While Hollywood might elevate totalitarian style of leadership in other nations and approve of their methods overseas, it doesn’t necessarily indicate that Hollywood desires to see it on American soil; at least it wouldn’t if some had not explicitly called for it. Director Woody Allen recently suggested that "it would be good…if [President Barack Obama] could be a dictator for a few years because he could do a lot of good things quickly." Allen’s statement is a good example of how the Hollywood political culture is completely lacking in principle, as those words could only be uttered by an individual who has no appreciation for or grounding in the classical liberal political tradition. Allen’s apparent comfort in saying such a thing leaves little doubt that this kind of ignorance now permeates Hollywood.
Recent news that Oliver Stone will be releasing a film in which two of history’s greatest monsters, Adolph Hitler and Joseph Stalin, will be presented “in context” should be a cause for concern for Americans. While placing historical figures in proper context should be something that we all welcome, Stone’s insistence that Hitler is misunderstood because of a Jewish conspiracy to keep history foggy sounds more like propaganda than anything Hollywood has ever produced. Indeed, Stone’s comments sound more like something from the pages of The Protocols of the Enders of Zion, a long debunked anti-Semitic forgery, than they do the words of someone who’s genuinely interested in uncovering historical truth. Fittingly, Stone follows in the footsteps of Hitler, Stalin, and numerous other dictators who conveniently blame shadowy Jewish Cabals for anything and everything.
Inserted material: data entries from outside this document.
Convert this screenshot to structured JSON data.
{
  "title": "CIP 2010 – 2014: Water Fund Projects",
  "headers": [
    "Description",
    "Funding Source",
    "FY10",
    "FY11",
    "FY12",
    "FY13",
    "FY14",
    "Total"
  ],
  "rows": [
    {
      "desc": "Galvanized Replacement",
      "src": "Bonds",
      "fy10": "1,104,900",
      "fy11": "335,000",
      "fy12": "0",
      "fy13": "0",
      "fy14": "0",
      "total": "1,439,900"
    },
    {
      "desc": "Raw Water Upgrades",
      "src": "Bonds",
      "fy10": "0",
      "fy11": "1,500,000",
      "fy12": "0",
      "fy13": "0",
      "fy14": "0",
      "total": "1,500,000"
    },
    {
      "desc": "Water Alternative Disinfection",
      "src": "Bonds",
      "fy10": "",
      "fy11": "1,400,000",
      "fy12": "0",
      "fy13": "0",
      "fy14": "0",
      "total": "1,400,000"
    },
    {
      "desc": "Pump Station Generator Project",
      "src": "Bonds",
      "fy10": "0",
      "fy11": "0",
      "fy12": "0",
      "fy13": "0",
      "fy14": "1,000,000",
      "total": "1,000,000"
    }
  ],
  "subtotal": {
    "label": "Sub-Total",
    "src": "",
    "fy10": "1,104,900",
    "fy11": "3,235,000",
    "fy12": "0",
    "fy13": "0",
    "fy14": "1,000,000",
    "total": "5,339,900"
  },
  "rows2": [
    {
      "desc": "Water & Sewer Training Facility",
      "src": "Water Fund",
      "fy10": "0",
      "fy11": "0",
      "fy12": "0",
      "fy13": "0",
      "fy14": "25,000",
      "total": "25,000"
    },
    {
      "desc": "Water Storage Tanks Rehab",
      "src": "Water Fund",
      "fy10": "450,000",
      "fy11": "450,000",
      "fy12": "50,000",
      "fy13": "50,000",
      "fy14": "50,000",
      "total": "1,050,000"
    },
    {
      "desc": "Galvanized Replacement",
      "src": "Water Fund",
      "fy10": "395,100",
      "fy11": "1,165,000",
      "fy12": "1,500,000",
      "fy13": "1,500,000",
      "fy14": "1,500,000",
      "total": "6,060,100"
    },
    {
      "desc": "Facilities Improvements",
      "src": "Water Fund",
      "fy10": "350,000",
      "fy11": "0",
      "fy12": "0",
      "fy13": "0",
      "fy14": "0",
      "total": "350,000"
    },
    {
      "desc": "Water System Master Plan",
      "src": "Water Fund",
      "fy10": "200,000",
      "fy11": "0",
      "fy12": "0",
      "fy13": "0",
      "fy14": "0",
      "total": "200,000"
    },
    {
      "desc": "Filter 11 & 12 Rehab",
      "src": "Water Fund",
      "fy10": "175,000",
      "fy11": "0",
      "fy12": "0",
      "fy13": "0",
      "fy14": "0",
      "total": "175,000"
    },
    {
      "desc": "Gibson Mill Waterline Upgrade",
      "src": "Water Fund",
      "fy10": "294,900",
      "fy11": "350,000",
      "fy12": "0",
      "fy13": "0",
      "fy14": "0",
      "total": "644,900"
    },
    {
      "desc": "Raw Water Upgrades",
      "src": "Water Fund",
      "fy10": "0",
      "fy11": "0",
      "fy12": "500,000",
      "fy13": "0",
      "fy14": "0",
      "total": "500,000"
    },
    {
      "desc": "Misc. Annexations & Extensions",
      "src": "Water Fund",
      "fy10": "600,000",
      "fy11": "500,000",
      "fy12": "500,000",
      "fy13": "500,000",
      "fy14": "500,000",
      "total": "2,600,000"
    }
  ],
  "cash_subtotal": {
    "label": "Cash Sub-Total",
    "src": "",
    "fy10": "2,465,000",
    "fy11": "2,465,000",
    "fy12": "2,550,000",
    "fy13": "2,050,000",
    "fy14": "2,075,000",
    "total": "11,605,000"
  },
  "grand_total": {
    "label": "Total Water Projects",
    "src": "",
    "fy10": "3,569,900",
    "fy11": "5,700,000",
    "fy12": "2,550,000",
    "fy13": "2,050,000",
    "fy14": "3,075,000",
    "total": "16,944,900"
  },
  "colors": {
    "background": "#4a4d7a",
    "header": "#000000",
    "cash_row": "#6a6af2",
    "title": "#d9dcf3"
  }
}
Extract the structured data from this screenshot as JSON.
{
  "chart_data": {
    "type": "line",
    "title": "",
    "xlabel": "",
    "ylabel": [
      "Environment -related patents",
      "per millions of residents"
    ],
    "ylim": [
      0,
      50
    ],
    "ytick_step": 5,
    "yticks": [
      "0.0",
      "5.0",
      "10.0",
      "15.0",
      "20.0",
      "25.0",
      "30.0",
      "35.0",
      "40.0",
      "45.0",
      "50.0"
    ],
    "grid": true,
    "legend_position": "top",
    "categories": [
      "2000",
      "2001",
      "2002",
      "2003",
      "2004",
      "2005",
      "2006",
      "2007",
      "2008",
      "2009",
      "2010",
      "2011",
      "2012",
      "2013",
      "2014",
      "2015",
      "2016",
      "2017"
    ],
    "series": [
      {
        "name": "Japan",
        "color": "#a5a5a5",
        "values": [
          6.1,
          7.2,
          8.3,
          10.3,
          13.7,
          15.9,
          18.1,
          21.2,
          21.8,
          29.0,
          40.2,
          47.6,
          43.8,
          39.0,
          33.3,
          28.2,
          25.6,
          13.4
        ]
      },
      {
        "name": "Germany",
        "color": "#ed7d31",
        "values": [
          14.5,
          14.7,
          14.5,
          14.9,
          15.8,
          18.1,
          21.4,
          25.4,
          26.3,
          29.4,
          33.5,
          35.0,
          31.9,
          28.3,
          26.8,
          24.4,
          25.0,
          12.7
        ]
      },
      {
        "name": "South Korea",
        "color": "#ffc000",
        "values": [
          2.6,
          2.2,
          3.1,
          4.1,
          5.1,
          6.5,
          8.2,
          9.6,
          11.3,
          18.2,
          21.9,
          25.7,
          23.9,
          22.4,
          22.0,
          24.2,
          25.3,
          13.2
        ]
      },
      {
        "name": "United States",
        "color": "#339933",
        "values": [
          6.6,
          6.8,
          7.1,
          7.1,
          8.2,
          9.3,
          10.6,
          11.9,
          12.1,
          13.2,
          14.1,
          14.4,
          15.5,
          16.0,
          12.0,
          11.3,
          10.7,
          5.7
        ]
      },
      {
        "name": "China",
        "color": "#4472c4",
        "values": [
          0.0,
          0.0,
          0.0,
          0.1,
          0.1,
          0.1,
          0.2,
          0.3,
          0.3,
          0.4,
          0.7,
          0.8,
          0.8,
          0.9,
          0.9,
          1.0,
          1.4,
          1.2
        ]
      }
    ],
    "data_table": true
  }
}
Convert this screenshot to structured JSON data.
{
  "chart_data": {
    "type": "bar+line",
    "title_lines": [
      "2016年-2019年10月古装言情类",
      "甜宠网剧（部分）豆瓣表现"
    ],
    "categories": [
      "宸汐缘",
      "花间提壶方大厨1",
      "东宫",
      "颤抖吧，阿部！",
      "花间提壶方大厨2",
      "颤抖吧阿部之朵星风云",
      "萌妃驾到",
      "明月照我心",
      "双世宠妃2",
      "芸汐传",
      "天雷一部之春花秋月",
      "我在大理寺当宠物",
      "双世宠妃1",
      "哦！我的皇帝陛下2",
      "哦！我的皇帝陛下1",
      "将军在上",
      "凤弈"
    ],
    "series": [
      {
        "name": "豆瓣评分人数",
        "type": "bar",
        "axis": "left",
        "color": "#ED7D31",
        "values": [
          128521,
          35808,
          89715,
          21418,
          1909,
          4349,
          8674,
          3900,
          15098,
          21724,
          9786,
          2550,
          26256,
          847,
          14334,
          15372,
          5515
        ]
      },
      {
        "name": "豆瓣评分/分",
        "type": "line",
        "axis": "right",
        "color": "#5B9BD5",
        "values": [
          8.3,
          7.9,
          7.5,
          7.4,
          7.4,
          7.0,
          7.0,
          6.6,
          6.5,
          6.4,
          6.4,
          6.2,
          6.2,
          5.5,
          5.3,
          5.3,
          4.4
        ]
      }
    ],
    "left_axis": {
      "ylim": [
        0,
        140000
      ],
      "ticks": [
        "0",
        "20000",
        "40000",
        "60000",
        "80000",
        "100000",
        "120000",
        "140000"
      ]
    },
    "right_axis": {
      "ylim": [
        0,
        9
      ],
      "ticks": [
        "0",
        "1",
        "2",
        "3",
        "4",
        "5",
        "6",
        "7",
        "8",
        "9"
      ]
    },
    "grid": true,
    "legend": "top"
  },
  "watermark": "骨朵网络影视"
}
All this raises the question: what would be the motivation to soften American attitudes toward totalitarians? Is Hollywood preparing to mount a campaign to invest dictatorial powers in the president? While some of them might secretly fantasize about such a thing, it is highly unlikely. There is something to be said, however, for the idea that Hollywood’s amorous relationship with dictatorship emerges from the fact that they have and continues to support the centralization of political power into fewer and fewer hands. To the detriment of such an agenda Americans are rightfully, and perhaps even uniquely, covetous of their rights. Being so, they are very wary of politicians who sell paradise in return for, say, a small portion of their freedoms. If the Hollywood left can affect even a slight softening of views toward genuine totalitarianism, the surrendering of certain rights, including the economic rights that tend to evaporate under the progressive agenda, might begin to appear trivial in comparison.
Whether or not the Tinseltown elite are making a concerted and coordinated effort to rehabilitate the totalitarian is debatable, what isn't is that Hollywood has clearly lost its political bearings. They are out of touch with the majority of Americans, and indeed take for granted the principles of liberty on which the nation is founded.